I am ingesting data from a file source using structured streaming. I have a checkpoint setup and it works correctly as far as I can tell except I don't understand what will happen in a couple situations. If my streaming app runs for a long time will the checkpoint files just continue to become larger forever or is it eventually cleaned up. And does it matter if it is never cleaned up? It seems that eventually it would become large enough that it would take a long time for the program to parse.
My other question is when I manually remove or alter the checkpoint folder, or change to a different checkpoint folder no new files are ingested. The files are recognized and are added to the checkpoint, but the file is not actually ingested. This has me worried that if somehow the checkpoint folder is altered my ingestion will screw up. I haven't been able to find much information on what the correct procedure is in these situations.
After 6 months of running my Structured Streaming app I found some answer I think. The checkpoint files compact together every 10 executions and do continue to grow. Once these compacted files got large ~2gb, there was a noticeable decrease in processing time. So every 10 executions had approximately a 3-5 minute delay.
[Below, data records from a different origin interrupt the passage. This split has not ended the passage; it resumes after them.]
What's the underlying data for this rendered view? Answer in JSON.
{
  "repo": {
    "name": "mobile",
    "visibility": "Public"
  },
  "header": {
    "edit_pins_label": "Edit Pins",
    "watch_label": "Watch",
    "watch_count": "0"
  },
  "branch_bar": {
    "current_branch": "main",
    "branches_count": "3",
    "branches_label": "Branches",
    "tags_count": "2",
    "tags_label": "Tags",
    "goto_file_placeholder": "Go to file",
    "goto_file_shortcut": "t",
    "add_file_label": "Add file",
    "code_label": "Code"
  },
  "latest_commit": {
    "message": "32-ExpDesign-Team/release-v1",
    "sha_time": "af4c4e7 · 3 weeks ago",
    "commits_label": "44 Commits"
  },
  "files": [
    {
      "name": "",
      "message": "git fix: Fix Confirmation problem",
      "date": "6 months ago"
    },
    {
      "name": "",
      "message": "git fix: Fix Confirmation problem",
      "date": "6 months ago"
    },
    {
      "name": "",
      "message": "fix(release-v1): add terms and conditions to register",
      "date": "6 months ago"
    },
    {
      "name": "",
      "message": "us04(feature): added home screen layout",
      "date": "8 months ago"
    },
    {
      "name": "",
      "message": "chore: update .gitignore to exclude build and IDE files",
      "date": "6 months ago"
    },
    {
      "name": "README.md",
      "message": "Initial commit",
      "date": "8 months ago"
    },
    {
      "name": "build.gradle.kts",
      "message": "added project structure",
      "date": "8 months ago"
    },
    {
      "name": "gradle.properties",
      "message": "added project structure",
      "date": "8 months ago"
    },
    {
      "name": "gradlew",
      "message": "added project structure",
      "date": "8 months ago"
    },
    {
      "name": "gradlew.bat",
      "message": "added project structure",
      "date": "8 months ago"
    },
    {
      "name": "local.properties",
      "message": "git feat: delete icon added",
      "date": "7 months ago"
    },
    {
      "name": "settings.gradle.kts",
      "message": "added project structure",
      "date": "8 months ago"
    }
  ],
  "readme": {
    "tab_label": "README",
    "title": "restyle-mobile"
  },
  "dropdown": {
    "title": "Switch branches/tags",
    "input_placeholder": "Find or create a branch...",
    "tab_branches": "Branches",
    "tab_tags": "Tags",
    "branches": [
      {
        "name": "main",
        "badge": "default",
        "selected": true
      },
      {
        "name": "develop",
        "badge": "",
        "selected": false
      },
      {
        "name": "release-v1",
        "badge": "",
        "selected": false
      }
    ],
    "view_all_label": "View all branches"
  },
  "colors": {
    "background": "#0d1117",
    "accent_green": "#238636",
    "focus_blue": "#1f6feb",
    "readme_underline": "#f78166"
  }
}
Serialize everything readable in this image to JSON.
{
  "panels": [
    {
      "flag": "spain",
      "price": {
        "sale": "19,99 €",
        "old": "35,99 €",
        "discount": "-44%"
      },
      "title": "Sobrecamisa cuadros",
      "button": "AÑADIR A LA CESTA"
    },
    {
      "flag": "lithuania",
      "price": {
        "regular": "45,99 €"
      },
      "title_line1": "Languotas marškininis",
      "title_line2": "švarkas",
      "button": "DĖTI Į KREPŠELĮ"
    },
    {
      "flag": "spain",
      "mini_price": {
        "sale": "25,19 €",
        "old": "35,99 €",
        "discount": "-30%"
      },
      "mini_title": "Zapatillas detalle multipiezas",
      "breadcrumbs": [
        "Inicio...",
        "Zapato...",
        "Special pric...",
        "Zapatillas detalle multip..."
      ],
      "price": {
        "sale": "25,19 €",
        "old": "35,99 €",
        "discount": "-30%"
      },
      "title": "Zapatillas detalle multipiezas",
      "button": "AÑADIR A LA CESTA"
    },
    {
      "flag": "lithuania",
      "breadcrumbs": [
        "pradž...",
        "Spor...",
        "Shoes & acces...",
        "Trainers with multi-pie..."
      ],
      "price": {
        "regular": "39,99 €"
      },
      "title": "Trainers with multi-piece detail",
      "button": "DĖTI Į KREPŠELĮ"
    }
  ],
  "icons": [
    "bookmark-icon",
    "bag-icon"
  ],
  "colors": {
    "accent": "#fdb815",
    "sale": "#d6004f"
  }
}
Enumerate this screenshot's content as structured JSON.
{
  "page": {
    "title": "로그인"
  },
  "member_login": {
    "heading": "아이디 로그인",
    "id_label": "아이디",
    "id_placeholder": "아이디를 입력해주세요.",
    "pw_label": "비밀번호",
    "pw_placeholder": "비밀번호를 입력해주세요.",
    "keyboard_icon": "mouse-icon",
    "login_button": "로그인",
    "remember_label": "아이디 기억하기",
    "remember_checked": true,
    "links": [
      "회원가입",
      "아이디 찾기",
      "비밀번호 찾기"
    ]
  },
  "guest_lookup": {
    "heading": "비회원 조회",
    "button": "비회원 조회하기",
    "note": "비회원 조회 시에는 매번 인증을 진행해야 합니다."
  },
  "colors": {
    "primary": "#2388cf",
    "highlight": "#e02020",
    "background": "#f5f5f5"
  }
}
I cleaned up the checkpoint files therefore starting over, and execution time was instantly back to normal.
For my second question, I found that there are essentially two checkpoint locations. The checkpoint folder that is specified and another _spark_metadata in the table directory. Both need to be removed to start over with checkpoint.
Structured Streaming keeps a background thread which is responsible for deleting snapshots and deltas of your state, so you shouldn't be concerned about it unless your state is really large and the amount of space you have is small, in which case you can configure the retrained deltas/snapshots Spark stores.
I'm not really sure what you mean here, but you should only remove checkpointed data in special cases. Structured Streaming allows you to keep state between version upgrades as long as the stored data type is backwards compatible. I don't really see a good reason for altering the location of your checkpoint or deleting the files manually unless something bad happened.